Is it paranoid to highlight the danger of mass surveillance, which agitates some observers most loudly on social media? When the X account Kruptos speaks of the largest distributed surveillance database on the continent, it touches on a sensitive point nonetheless. The project does not, admittedly, create a centralized database freely accessible to states, police services, intelligence agencies, or EU institutions.

Everything Needs to Be Rethought in Cybersecurity Terms

The threat is more subtle: the project creates a network of continuously fed data flows describing users’ precise search behaviors. As we have seen, such a stream makes it possible, with a little work, to track individuals, locations, or events at low cost. While this is obviously not the Commission’s stated intention, it is a real capability — and capabilities always end up finding a use.

So what should be done? Abandon all ambition to foster competition? If the objective remains legitimate in itself, respecting cybersecurity rules and genuine anonymity would require a radical overhaul of how the system works.

The first set of fixes concerns the content being analyzed, and would above all require prohibiting the sharing of complete queries unless they are genuinely frequent — a threshold that must apply not just to their individual components, but to their combination. Without this, anonymization remains illusory. The same applies to searches containing elements such as the user’s voice or images, as well as metadata.

To guarantee genuine data anonymization, it would also be necessary to adopt a far broader geographic granularity than currently planned. The proposal provides for a cell covering at least 1,000 connected users and a minimum surface area of 3 km². This is far too fine-grained for certain contexts: rural areas, sensitive institutions, administrative districts, military sites, hospitals, courts, and strategic businesses.

The text also provides for a limited form of session grouping: records from the same user can be grouped chronologically under a shared random identifier. Even in limited form, this logic is dangerous: a sequence of searches reveals far more than an isolated query and makes it easier to identify the user.

Radically Changing the Distribution Model

Finally, sensitive queries should be excluded by default, even if they are common.
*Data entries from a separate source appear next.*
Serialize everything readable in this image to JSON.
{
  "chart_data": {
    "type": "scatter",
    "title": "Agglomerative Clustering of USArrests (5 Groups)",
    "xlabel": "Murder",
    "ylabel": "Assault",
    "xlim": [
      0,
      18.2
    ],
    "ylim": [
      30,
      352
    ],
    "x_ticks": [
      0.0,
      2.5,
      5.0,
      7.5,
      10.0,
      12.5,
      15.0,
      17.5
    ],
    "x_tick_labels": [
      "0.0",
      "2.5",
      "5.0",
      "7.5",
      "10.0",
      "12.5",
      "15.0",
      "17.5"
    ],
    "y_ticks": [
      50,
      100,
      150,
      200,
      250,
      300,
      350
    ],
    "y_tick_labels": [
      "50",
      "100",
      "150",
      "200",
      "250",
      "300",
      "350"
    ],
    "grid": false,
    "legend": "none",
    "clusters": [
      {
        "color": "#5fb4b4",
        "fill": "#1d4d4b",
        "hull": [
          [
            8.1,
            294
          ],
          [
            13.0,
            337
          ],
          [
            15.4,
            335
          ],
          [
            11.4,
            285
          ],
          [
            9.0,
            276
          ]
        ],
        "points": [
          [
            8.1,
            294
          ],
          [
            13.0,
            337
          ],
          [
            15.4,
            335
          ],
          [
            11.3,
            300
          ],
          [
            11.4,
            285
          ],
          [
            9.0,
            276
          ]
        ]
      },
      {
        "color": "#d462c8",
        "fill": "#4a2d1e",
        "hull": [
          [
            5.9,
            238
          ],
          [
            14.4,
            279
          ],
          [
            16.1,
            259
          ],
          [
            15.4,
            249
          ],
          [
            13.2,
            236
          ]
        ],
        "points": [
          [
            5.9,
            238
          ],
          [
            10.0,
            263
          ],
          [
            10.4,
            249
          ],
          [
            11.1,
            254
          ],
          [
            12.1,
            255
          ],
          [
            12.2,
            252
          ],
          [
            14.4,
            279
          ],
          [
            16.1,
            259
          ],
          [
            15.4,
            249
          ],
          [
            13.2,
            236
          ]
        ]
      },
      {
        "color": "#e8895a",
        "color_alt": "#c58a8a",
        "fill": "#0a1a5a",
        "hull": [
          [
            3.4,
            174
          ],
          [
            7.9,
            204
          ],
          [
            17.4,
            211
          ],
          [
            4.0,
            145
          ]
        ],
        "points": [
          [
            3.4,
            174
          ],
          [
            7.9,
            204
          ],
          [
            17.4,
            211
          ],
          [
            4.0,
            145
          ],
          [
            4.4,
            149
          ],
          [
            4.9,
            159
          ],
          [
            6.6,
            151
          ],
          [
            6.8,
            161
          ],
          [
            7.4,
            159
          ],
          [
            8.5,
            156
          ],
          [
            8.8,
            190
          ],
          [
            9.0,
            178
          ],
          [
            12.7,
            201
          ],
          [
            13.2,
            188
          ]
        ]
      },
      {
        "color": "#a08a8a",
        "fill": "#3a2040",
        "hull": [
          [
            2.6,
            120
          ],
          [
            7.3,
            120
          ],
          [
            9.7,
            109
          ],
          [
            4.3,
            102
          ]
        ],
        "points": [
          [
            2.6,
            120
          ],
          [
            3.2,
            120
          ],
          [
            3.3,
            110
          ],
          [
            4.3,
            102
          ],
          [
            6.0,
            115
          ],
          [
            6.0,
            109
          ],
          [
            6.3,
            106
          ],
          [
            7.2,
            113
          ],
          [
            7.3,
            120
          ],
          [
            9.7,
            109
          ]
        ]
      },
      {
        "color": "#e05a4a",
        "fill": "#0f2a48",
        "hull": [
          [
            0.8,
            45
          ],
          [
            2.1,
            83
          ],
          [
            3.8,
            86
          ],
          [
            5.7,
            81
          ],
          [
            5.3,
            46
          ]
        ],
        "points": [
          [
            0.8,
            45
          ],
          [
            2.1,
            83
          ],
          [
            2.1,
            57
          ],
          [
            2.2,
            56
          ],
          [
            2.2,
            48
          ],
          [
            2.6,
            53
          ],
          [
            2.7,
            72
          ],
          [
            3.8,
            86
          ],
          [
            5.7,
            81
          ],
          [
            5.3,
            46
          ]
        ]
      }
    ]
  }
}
The mechanism could include a list inspired by the GDPR, with automatic blocking of searches relating to topics such as health, sexuality, justice, finances, minors, or political matters.

The second set of fixes is more specifically cyber-related. The text provides for an initial assurance report, followed by an annual ISAE 3000 report or equivalent. This is better than nothing, but given daily data flows, daily oversight by Google and the relevant data protection authorities is needed. Any unusual extraction or non-compliant use should trigger an automatic suspension of the offending actor.

Those actors should themselves be carefully vetted: AI wrappers, prototypes, experimental conversational agents, and entities with no operational track record should be excluded at least in the initial phase, and validated companies should be monitored and excluded at the first sign of misconduct.

Finally, assuming it is genuinely appropriate to expose the Google search data of European citizens to the scrutiny of non-European actors, would it not be simpler to radically change the distribution model? No daily API stream, no multiple copies — but instead an environment in which actors could work with the data without extracting it. In short: not sharing hypersensitive information, but rather sharing the capacity to exploit it. While this solution would carry its own cybersecurity risk — the honeypot effect attracting hackers like flies — it would at least follow one common-sense rule: you do not multiply copies of a secret; you limit access to it.

Given the timeline the EU has imposed for correcting course, it is unfortunately to be feared that the die has already been cast.